Big Sur is the California that men dreamed of years ago, this is the Pacific that Balboa looked at from the Peak of Darien, this is the face of the earth as the Creator intended it to look.

- Henry Miller

Big Sur is a 90 mile (145 km) stretch of rugged coast in central California. The Santa Lucia Mountains range rises almost straight out of the sea and at various points extends from 3 to 12 miles (5 to 19 km) inland. As you drive along the coast, you are greeted at almost every turn by stunning beaches (often inaccessible) and amazing rock formations. Bird lovers have enough to keep them busy, while otters and sea lions bob about amidst the kelp. Even dolphins will occasionally be spotted.

Most visitors see only the sights along Highway 1, never venturing inland along some of the most amazing hiking trails and, if you a more daring on dirt roads, some of the most amazing spots to spend the night. Since 1937, when the two lane highway between Carmel and San Simeon was completed, it has been closed 55 times due to landslides. During my stay, Highway 1 was open, but many of the service roads to the interior were closed due to fire and water damage.
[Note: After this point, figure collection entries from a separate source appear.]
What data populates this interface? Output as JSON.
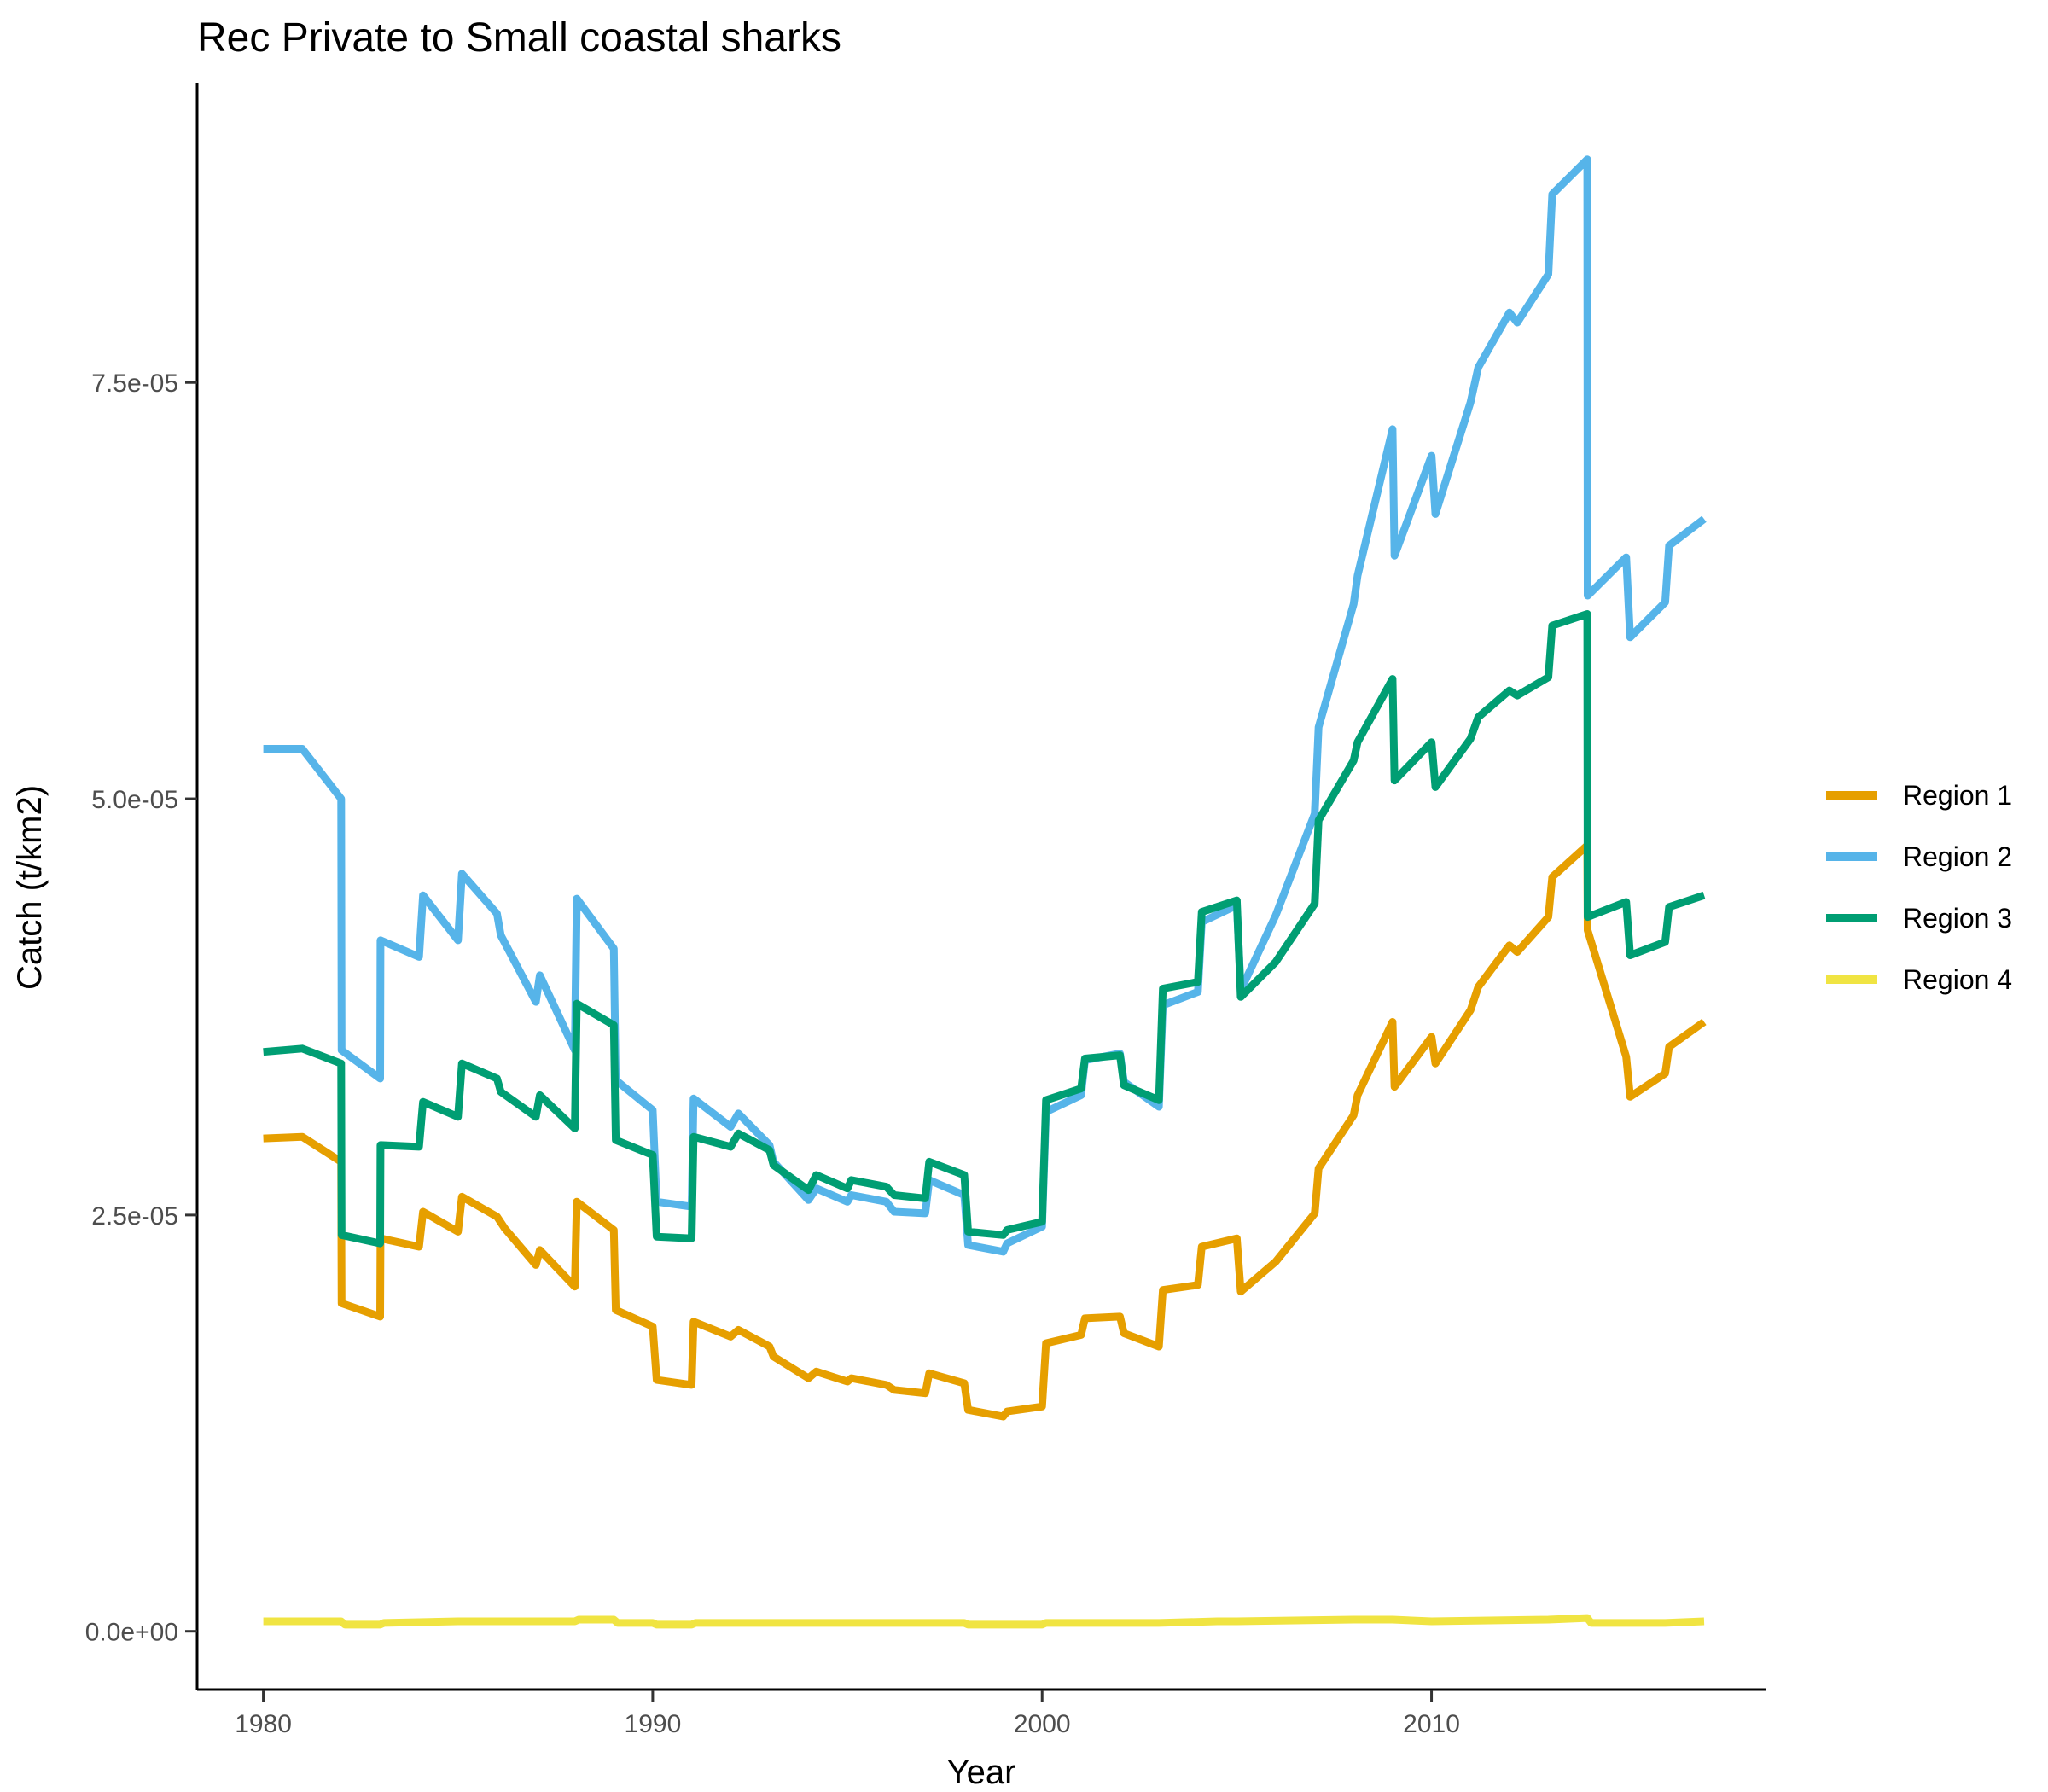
{
  "chart_data": {
    "type": "line",
    "title": "Rec Private to Small coastal sharks",
    "xlabel": "Year",
    "ylabel": "Catch (t/km2)",
    "xlim": [
      1978.3,
      2018.6
    ],
    "ylim": [
      -3.5e-06,
      9.3e-05
    ],
    "x_ticks": [
      1980,
      1990,
      2000,
      2010
    ],
    "x_tick_labels": [
      "1980",
      "1990",
      "2000",
      "2010"
    ],
    "y_ticks": [
      0,
      2.5e-05,
      5e-05,
      7.5e-05
    ],
    "y_tick_labels": [
      "0.0e+00",
      "2.5e-05",
      "5.0e-05",
      "7.5e-05"
    ],
    "grid": false,
    "legend_position": "right",
    "colors": {
      "Region 1": "#E69F00",
      "Region 2": "#56B4E9",
      "Region 3": "#009E73",
      "Region 4": "#F0E442"
    },
    "series": [
      {
        "name": "Region 1",
        "color": "#E69F00",
        "x": [
          1980,
          1981,
          1982,
          1982.01,
          1983,
          1983.01,
          1984,
          1984.1,
          1985,
          1985.1,
          1986,
          1986.2,
          1987,
          1987.1,
          1988,
          1988.05,
          1989,
          1989.05,
          1990,
          1990.1,
          1991,
          1991.05,
          1992,
          1992.2,
          1993,
          1993.1,
          1994,
          1994.2,
          1995,
          1995.1,
          1996,
          1996.2,
          1997,
          1997.1,
          1998,
          1998.1,
          1999,
          1999.1,
          2000,
          2000.1,
          2001,
          2001.1,
          2002,
          2002.1,
          2003,
          2003.1,
          2004,
          2004.1,
          2005,
          2005.1,
          2006,
          2007,
          2007.1,
          2008,
          2008.1,
          2009,
          2009.05,
          2010,
          2010.1,
          2011,
          2011.2,
          2012,
          2012.2,
          2013,
          2013.1,
          2014,
          2014.01,
          2015,
          2015.1,
          2016,
          2016.1,
          2017
        ],
        "y": [
          2.96e-05,
          2.97e-05,
          2.82e-05,
          1.97e-05,
          1.89e-05,
          2.36e-05,
          2.31e-05,
          2.52e-05,
          2.4e-05,
          2.61e-05,
          2.49e-05,
          2.42e-05,
          2.2e-05,
          2.29e-05,
          2.07e-05,
          2.58e-05,
          2.41e-05,
          1.93e-05,
          1.83e-05,
          1.51e-05,
          1.48e-05,
          1.86e-05,
          1.77e-05,
          1.81e-05,
          1.71e-05,
          1.65e-05,
          1.52e-05,
          1.56e-05,
          1.5e-05,
          1.52e-05,
          1.48e-05,
          1.45e-05,
          1.43e-05,
          1.55e-05,
          1.49e-05,
          1.33e-05,
          1.29e-05,
          1.32e-05,
          1.35e-05,
          1.73e-05,
          1.78e-05,
          1.88e-05,
          1.89e-05,
          1.79e-05,
          1.71e-05,
          2.05e-05,
          2.08e-05,
          2.31e-05,
          2.36e-05,
          2.04e-05,
          2.22e-05,
          2.51e-05,
          2.78e-05,
          3.1e-05,
          3.22e-05,
          3.66e-05,
          3.27e-05,
          3.57e-05,
          3.41e-05,
          3.73e-05,
          3.87e-05,
          4.12e-05,
          4.08e-05,
          4.29e-05,
          4.53e-05,
          4.72e-05,
          4.21e-05,
          3.45e-05,
          3.21e-05,
          3.35e-05,
          3.51e-05,
          3.66e-05
        ]
      },
      {
        "name": "Region 2",
        "color": "#56B4E9",
        "x": [
          1980,
          1981,
          1982,
          1982.01,
          1983,
          1983.01,
          1984,
          1984.1,
          1985,
          1985.1,
          1986,
          1986.1,
          1987,
          1987.1,
          1988,
          1988.05,
          1989,
          1989.05,
          1990,
          1990.1,
          1991,
          1991.05,
          1992,
          1992.2,
          1993,
          1993.1,
          1994,
          1994.2,
          1995,
          1995.1,
          1996,
          1996.2,
          1997,
          1997.1,
          1998,
          1998.1,
          1999,
          1999.1,
          2000,
          2000.1,
          2001,
          2001.1,
          2002,
          2002.1,
          2003,
          2003.1,
          2004,
          2004.1,
          2005,
          2005.1,
          2006,
          2007,
          2007.1,
          2008,
          2008.1,
          2009,
          2009.05,
          2010,
          2010.1,
          2011,
          2011.2,
          2012,
          2012.2,
          2013,
          2013.1,
          2014,
          2014.01,
          2015,
          2015.1,
          2016,
          2016.1,
          2017
        ],
        "y": [
          5.3e-05,
          5.3e-05,
          5e-05,
          3.49e-05,
          3.32e-05,
          4.15e-05,
          4.05e-05,
          4.42e-05,
          4.15e-05,
          4.55e-05,
          4.31e-05,
          4.18e-05,
          3.78e-05,
          3.94e-05,
          3.49e-05,
          4.4e-05,
          4.1e-05,
          3.31e-05,
          3.13e-05,
          2.58e-05,
          2.55e-05,
          3.2e-05,
          3.03e-05,
          3.11e-05,
          2.92e-05,
          2.82e-05,
          2.59e-05,
          2.66e-05,
          2.58e-05,
          2.62e-05,
          2.58e-05,
          2.52e-05,
          2.51e-05,
          2.71e-05,
          2.62e-05,
          2.32e-05,
          2.28e-05,
          2.33e-05,
          2.43e-05,
          3.12e-05,
          3.22e-05,
          3.43e-05,
          3.47e-05,
          3.3e-05,
          3.15e-05,
          3.76e-05,
          3.84e-05,
          4.26e-05,
          4.36e-05,
          3.85e-05,
          4.3e-05,
          4.91e-05,
          5.43e-05,
          6.17e-05,
          6.34e-05,
          7.22e-05,
          6.46e-05,
          7.06e-05,
          6.71e-05,
          7.38e-05,
          7.59e-05,
          7.92e-05,
          7.86e-05,
          8.15e-05,
          8.63e-05,
          8.84e-05,
          6.22e-05,
          6.45e-05,
          5.97e-05,
          6.18e-05,
          6.52e-05,
          6.68e-05
        ]
      },
      {
        "name": "Region 3",
        "color": "#009E73",
        "x": [
          1980,
          1981,
          1982,
          1982.01,
          1983,
          1983.01,
          1984,
          1984.1,
          1985,
          1985.1,
          1986,
          1986.1,
          1987,
          1987.1,
          1988,
          1988.05,
          1989,
          1989.05,
          1990,
          1990.1,
          1991,
          1991.05,
          1992,
          1992.2,
          1993,
          1993.1,
          1994,
          1994.2,
          1995,
          1995.1,
          1996,
          1996.2,
          1997,
          1997.1,
          1998,
          1998.1,
          1999,
          1999.1,
          2000,
          2000.1,
          2001,
          2001.1,
          2002,
          2002.1,
          2003,
          2003.1,
          2004,
          2004.1,
          2005,
          2005.1,
          2006,
          2007,
          2007.1,
          2008,
          2008.1,
          2009,
          2009.05,
          2010,
          2010.1,
          2011,
          2011.2,
          2012,
          2012.2,
          2013,
          2013.1,
          2014,
          2014.01,
          2015,
          2015.1,
          2016,
          2016.1,
          2017
        ],
        "y": [
          3.48e-05,
          3.5e-05,
          3.41e-05,
          2.38e-05,
          2.33e-05,
          2.92e-05,
          2.91e-05,
          3.18e-05,
          3.09e-05,
          3.41e-05,
          3.32e-05,
          3.24e-05,
          3.09e-05,
          3.22e-05,
          3.02e-05,
          3.77e-05,
          3.64e-05,
          2.95e-05,
          2.86e-05,
          2.37e-05,
          2.36e-05,
          2.97e-05,
          2.91e-05,
          2.99e-05,
          2.89e-05,
          2.8e-05,
          2.65e-05,
          2.74e-05,
          2.66e-05,
          2.71e-05,
          2.67e-05,
          2.62e-05,
          2.6e-05,
          2.82e-05,
          2.74e-05,
          2.4e-05,
          2.38e-05,
          2.41e-05,
          2.46e-05,
          3.19e-05,
          3.26e-05,
          3.44e-05,
          3.46e-05,
          3.28e-05,
          3.19e-05,
          3.86e-05,
          3.9e-05,
          4.32e-05,
          4.39e-05,
          3.81e-05,
          4.02e-05,
          4.37e-05,
          4.87e-05,
          5.23e-05,
          5.34e-05,
          5.72e-05,
          5.11e-05,
          5.34e-05,
          5.07e-05,
          5.36e-05,
          5.49e-05,
          5.65e-05,
          5.62e-05,
          5.73e-05,
          6.04e-05,
          6.11e-05,
          4.29e-05,
          4.38e-05,
          4.06e-05,
          4.14e-05,
          4.35e-05,
          4.42e-05
        ]
      },
      {
        "name": "Region 4",
        "color": "#F0E442",
        "x": [
          1980,
          1982,
          1982.1,
          1983,
          1983.1,
          1985,
          1988,
          1988.1,
          1989,
          1989.1,
          1990,
          1990.1,
          1991,
          1991.1,
          1995,
          1998,
          1998.1,
          2000,
          2000.1,
          2003,
          2004.5,
          2005,
          2008,
          2009,
          2010,
          2013,
          2014,
          2014.1,
          2016,
          2017
        ],
        "y": [
          6e-07,
          6e-07,
          4e-07,
          4e-07,
          5e-07,
          6e-07,
          6e-07,
          7e-07,
          7e-07,
          5e-07,
          5e-07,
          4e-07,
          4e-07,
          5e-07,
          5e-07,
          5e-07,
          4e-07,
          4e-07,
          5e-07,
          5e-07,
          6e-07,
          6e-07,
          7e-07,
          7e-07,
          6e-07,
          7e-07,
          8e-07,
          5e-07,
          5e-07,
          6e-07
        ]
      }
    ]
  }
}
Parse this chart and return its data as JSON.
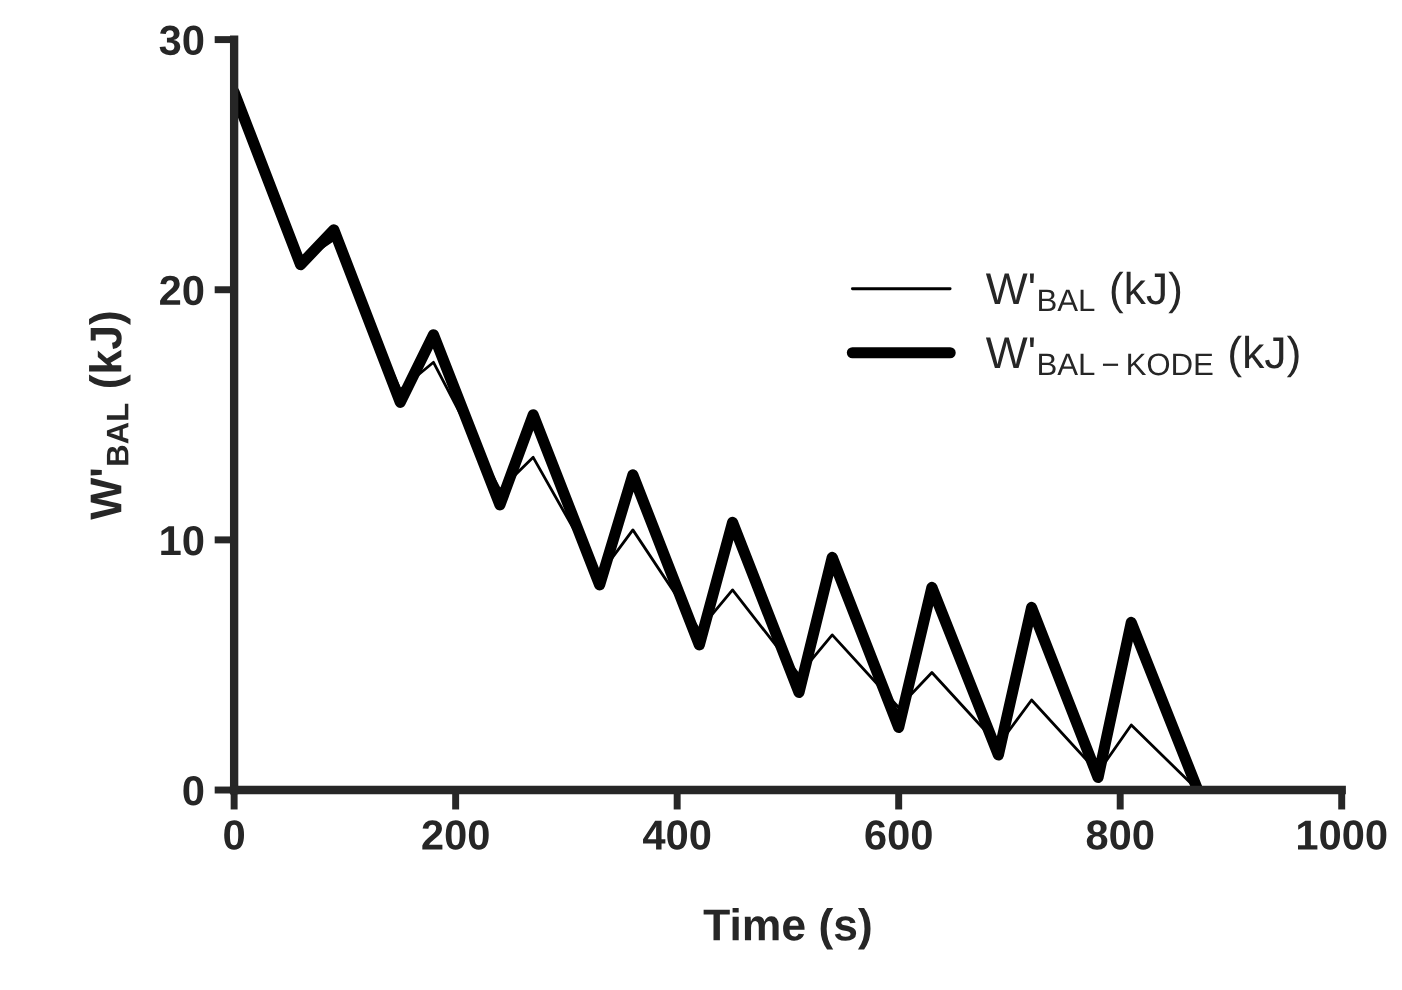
{
  "chart_data": {
    "type": "line",
    "xlabel": "Time (s)",
    "ylabel": "W'$_{BAL}$ (kJ)",
    "x": [
      0,
      60,
      90,
      150,
      180,
      240,
      270,
      330,
      360,
      420,
      450,
      510,
      540,
      600,
      630,
      690,
      720,
      780,
      810,
      870
    ],
    "series": [
      {
        "name": "W'$_{BAL}$ (kJ)",
        "color": "#000000",
        "values": [
          27.9,
          21.1,
          22.0,
          16.0,
          17.1,
          12.0,
          13.3,
          8.6,
          10.4,
          6.4,
          8.0,
          4.6,
          6.2,
          3.3,
          4.7,
          1.8,
          3.6,
          0.7,
          2.6,
          0
        ]
      },
      {
        "name": "W'$_{BAL−KODE}$ (kJ)",
        "color": "#000000",
        "values": [
          27.9,
          21.0,
          22.4,
          15.5,
          18.2,
          11.4,
          15.0,
          8.2,
          12.6,
          5.8,
          10.7,
          3.9,
          9.3,
          2.5,
          8.1,
          1.4,
          7.3,
          0.5,
          6.7,
          0
        ]
      }
    ],
    "xlim": [
      0,
      1000
    ],
    "xticks": [
      0,
      200,
      400,
      600,
      800,
      1000
    ],
    "ylim": [
      0,
      30
    ],
    "yticks": [
      0,
      10,
      20,
      30
    ],
    "grid": false,
    "legend": "right",
    "marker": "none",
    "line_style": "solid"
  }
}
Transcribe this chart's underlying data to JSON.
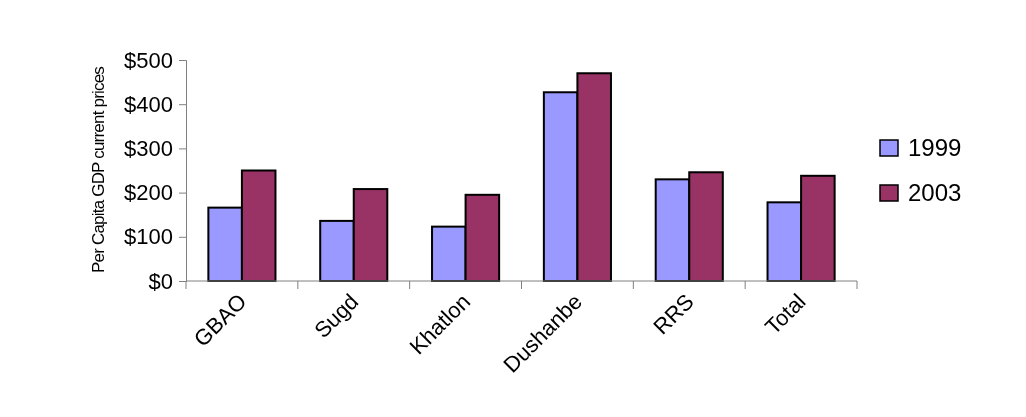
{
  "chart_data": {
    "type": "bar",
    "ylabel": "Per Capita GDP current prices",
    "categories": [
      "GBAO",
      "Sugd",
      "Khatlon",
      "Dushanbe",
      "RRS",
      "Total"
    ],
    "series": [
      {
        "name": "1999",
        "color": "#9999ff",
        "values": [
          166,
          136,
          123,
          427,
          230,
          178
        ]
      },
      {
        "name": "2003",
        "color": "#993366",
        "values": [
          250,
          208,
          195,
          470,
          246,
          238
        ]
      }
    ],
    "ylim": [
      0,
      500
    ],
    "yticks": [
      {
        "value": 0,
        "label": "$0"
      },
      {
        "value": 100,
        "label": "$100"
      },
      {
        "value": 200,
        "label": "$200"
      },
      {
        "value": 300,
        "label": "$300"
      },
      {
        "value": 400,
        "label": "$400"
      },
      {
        "value": 500,
        "label": "$500"
      }
    ],
    "grid": false,
    "legend": "right"
  }
}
Big Sur is part of California, but very likely the most under developed and sparsely populated area of the state. It has a little bit for everybody. Highway and dirt roads. Beaches and rocky cliffs. Roundly polished beach pebbles, jade and even gold. Natural springs to drink from and hot springs to relax in. The little village of Gorda (population of 38) boasts the most expensive gas and groceries in the country. There are hotels, motels and camping (if you book 6 months in advance). If you didn’t book ahead (like me) there is also the possibility of free camping if you know where to go. My five days in Big Sur were spent sleeping in my truck and hiking trails out to some remote camping spots. My five days in Big Sur were free of internet or telephone and full of adventure.

Author Lillian Ross , who lived in southern Big Sur near Lime Creek beginning in 1939, famously described Big Sur as “not a place at all but a state of mind.”